Contents
kmeans 1.0.0
Synopsis
SELECT kmeans(ARRAY[x, y, z], 10) OVER (), * FROM samples;
SELECT kmeans(ARRAY[x, y, z], 2, ARRAY[0.5, 0.5, 1.0, 1.0]) OVER (), * FROM samples;
SELECT kmeans(ARRAY[x, y, z], 2, ARRAY[ARRAY[0.5, 0.5], ARRAY[1.0, 1.0]]) OVER (PARTITION BY group_key), * FROM samples
Description
This module implements K-means clustering algorithm as a user-defined window function in PostgreSQL. K-means clustering is a simple way to classify data set by N-dimension vector.
It is known that the algorithm depends on how to define initial mean vectors. So the module provides two singature, one for auto-initialization and the other for user-given initial vectors.
The kmeans
function calculates and returns class number which starts from
0, by using input vectors. The first argument is the vector, represented
by array of float8. You must give the same-length 1-dimension array across
all the input rows. The second argument is an integer K in "K-means", the
number of class you want to partition. The third argument is optional,
an array of vector which represents initial mean vectors. Since the
algorithm is sensitive with initial mean vectors, and although the function
calculates them by input vectors in the first form, you may sometimes want
to give fixed mean vectors. The vectors can be passed as 1-d array or 2-d
array of float8. In case of 1-d, the length of it must match k * lengthof(vector).
If the third argument, initial centroids, is not given, it scans all the input vectors and stores min/max for each element of vector. Then decide initial hypothetical vector elements by the next formula:
init = (max - min) * (i + 1) / (k + 1) + min
where i
varies from 0 to k-1. This means that the vector elements
are decided as the liner interpolation from min to max divided by k.
Then one of the input vectors nearest to this hypothetical vector
is picked up as the centroid. Note that input vector is not picked
more than twice as far as possible, to gain good result.
See input/kmeans.source as an example to call the function.
History
v1.1.0 (2011-07-22)
- Fix NULL input case, thanks to the report from Mike Toews
- Improve initialization of centroids
v1.0.0 (2011-05-20)
- Initial version
Support
This library is stored in an open GitHub repository. Feel free to fork and contribute! Please file bug reports via GitHub Issues.
Author
Copyright and License
Copyright (c) Hitoshi Harada
This module is free software; you can redistribute it and/or modify it under the PostgreSQL License.

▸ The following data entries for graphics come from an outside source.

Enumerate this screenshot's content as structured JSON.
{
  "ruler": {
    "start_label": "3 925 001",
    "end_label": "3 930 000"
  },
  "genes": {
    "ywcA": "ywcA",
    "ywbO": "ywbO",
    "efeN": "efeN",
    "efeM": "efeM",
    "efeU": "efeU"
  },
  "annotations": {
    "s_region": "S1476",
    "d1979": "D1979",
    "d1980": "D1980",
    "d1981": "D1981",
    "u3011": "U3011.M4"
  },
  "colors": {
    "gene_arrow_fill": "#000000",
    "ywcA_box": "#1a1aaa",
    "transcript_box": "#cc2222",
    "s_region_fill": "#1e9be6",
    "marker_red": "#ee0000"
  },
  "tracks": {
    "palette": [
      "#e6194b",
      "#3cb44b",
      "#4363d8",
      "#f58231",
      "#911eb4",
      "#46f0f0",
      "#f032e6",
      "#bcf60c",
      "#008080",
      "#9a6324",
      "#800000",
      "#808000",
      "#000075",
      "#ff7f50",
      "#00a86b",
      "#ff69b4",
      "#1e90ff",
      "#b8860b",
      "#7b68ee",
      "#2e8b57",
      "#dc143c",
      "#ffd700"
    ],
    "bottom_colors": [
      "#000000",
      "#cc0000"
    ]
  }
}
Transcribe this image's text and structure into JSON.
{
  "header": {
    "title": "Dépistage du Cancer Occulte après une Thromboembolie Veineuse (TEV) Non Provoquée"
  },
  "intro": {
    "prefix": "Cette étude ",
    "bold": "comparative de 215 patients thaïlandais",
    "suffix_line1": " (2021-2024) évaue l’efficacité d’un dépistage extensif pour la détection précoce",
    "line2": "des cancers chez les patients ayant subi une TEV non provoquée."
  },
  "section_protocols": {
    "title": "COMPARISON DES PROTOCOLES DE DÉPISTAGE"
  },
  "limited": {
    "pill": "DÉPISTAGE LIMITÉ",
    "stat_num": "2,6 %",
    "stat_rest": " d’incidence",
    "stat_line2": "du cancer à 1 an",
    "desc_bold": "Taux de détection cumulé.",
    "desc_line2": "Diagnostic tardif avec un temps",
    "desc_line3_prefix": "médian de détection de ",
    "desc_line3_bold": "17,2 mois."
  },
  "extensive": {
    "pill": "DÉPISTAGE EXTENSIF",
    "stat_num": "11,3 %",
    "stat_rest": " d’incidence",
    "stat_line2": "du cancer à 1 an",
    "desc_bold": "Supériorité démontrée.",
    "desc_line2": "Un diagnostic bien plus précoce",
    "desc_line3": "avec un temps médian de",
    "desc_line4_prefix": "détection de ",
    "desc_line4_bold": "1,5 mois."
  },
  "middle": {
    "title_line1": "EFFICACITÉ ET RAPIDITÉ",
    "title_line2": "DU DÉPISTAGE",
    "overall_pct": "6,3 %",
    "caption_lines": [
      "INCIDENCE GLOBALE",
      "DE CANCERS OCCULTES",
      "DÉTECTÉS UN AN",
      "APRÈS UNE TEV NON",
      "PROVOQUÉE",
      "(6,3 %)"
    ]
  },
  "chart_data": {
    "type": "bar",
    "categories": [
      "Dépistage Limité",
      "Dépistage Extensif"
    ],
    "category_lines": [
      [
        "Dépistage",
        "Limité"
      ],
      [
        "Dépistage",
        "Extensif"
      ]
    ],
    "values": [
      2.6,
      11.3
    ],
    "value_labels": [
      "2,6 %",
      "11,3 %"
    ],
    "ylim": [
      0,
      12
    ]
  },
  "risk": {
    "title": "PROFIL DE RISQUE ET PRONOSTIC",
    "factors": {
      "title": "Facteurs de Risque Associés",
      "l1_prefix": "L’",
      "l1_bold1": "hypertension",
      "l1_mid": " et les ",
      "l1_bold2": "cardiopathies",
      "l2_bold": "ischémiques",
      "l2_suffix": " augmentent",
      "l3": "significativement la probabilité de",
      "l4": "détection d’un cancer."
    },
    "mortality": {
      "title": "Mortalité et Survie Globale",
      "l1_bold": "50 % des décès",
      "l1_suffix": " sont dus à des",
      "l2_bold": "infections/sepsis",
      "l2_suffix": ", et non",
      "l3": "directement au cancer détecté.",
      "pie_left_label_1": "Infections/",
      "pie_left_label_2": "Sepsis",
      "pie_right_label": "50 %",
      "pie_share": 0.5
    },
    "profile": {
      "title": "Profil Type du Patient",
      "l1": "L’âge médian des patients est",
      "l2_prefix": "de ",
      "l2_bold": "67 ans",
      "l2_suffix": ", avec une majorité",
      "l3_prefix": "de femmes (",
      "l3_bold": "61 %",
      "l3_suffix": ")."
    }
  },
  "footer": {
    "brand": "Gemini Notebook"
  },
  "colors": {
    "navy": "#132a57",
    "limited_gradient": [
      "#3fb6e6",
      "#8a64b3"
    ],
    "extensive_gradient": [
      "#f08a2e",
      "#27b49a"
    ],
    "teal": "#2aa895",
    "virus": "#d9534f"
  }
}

Permission to use, copy, modify, and distribute this software and its documentation for any purpose, without fee, and without a written agreement is hereby granted, provided that the above copyright notice and this paragraph and the following two paragraphs appear in all copies.
In no event shall Hitoshi Harada be liable to any party for direct, indirect, special, incidental, or consequential damages, including lost profits, arising out of the use of this software and its documentation, even if Hitoshi Harada has been advised of the possibility of such damage.
Hitoshi Harada specifically disclaim any warranties, including, but not limited to, the implied warranties of merchantability and fitness for a particular purpose. The software provided hereunder is on an "as is" basis, and Hitoshi Harada has no obligations to provide maintenance, support, updates, enhancements, or modifications.